Zolang ik mij kan herinneren, was daar Hans Wiegel. Vanaf 1967 lid van de Tweede Kamer voor de VVD, vanaf 1971 voorman van zijn partij, het jaar daarop lijsttrekker, toen minister, toen commissaris van de Koningin, daarna nog wat belangwekkende functies en al die tijd, tot op de dag van vandaag, dreigt hij met terugkeer naar Den Haag.

Hij is de Heintje Davids van de politiek, die het maar niet lukt afscheid te nemen. Het heeft er alle schijn van dat Wiegel daarom maar besloten heeft een einde te maken aan de politiek as we know it.

In mijn jeugdjaren was hij de pesterige opponent van Den Uyl, die erin slaagde de VVD groot te maken, en ook een stuk minder liberaal.

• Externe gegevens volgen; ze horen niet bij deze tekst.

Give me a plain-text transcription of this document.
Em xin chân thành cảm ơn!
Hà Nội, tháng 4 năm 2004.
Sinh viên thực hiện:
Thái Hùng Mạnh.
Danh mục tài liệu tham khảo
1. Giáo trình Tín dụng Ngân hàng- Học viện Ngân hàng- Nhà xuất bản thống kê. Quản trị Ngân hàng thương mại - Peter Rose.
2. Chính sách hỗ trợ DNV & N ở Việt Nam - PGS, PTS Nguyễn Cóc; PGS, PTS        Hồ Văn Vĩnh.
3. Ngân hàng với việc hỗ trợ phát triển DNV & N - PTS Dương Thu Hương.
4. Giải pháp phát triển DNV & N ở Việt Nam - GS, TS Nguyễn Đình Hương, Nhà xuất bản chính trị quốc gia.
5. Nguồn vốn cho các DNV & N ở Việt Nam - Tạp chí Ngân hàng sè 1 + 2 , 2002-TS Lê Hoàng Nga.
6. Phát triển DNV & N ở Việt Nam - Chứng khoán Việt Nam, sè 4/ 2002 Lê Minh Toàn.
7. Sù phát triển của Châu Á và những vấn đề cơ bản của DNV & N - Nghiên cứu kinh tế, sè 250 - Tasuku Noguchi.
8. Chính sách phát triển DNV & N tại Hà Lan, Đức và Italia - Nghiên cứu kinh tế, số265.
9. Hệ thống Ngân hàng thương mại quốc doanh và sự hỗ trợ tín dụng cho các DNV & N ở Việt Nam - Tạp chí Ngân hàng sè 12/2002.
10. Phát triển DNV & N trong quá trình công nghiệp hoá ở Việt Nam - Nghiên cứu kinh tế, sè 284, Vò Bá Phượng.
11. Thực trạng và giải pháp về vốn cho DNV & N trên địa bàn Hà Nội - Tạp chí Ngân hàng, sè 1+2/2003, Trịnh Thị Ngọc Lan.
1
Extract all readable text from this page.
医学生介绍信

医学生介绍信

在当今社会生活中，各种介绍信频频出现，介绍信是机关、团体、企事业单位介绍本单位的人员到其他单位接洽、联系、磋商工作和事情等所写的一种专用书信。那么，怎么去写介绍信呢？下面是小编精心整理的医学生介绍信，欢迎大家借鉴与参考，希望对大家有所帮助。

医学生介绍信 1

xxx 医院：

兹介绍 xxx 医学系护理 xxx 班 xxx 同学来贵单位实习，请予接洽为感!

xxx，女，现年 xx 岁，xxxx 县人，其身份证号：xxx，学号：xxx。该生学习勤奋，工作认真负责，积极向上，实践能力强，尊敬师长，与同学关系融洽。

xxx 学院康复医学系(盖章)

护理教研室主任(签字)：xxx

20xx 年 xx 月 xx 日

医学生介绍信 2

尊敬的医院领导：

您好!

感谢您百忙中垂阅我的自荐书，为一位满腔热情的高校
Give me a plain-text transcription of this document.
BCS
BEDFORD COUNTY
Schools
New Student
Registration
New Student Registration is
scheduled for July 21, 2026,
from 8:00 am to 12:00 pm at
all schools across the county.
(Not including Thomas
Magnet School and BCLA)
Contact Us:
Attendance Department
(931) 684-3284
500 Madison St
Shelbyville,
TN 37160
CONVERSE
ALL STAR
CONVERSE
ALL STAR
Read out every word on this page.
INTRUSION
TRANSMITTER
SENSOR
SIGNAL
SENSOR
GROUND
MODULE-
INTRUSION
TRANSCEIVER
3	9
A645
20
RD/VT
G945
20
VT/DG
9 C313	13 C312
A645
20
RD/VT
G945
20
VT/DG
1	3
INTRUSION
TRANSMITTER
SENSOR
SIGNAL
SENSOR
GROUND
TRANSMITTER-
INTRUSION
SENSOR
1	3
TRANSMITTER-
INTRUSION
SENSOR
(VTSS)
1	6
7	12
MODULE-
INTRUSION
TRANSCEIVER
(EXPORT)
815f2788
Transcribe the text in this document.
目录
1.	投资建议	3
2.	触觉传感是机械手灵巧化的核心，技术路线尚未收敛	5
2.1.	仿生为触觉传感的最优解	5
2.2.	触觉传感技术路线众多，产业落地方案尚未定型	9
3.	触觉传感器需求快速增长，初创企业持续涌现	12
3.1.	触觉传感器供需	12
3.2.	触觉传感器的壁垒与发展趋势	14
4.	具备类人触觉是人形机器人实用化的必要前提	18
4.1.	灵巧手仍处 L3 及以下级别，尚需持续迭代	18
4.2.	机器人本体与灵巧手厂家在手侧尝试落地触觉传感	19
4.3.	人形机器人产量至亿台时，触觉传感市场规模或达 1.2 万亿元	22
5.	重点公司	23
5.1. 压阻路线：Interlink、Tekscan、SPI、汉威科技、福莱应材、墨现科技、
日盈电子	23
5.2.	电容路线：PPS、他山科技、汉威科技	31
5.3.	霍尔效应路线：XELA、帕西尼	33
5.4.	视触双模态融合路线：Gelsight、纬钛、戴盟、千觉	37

Op elfjarige leeftijd kreeg ik last van een politieke oprisping: ik was ineens onnoemelijk voor de VVD, moeder keek er bevreemd naar met haar medemenselijke PPR-hart, en dat was misschien ook wel mijn belangrijkste motivatie. Zij vroeg mij op de jongen af: ‘Vind jij die Wiegel dan zo geweldig?’

Hier had zij mij...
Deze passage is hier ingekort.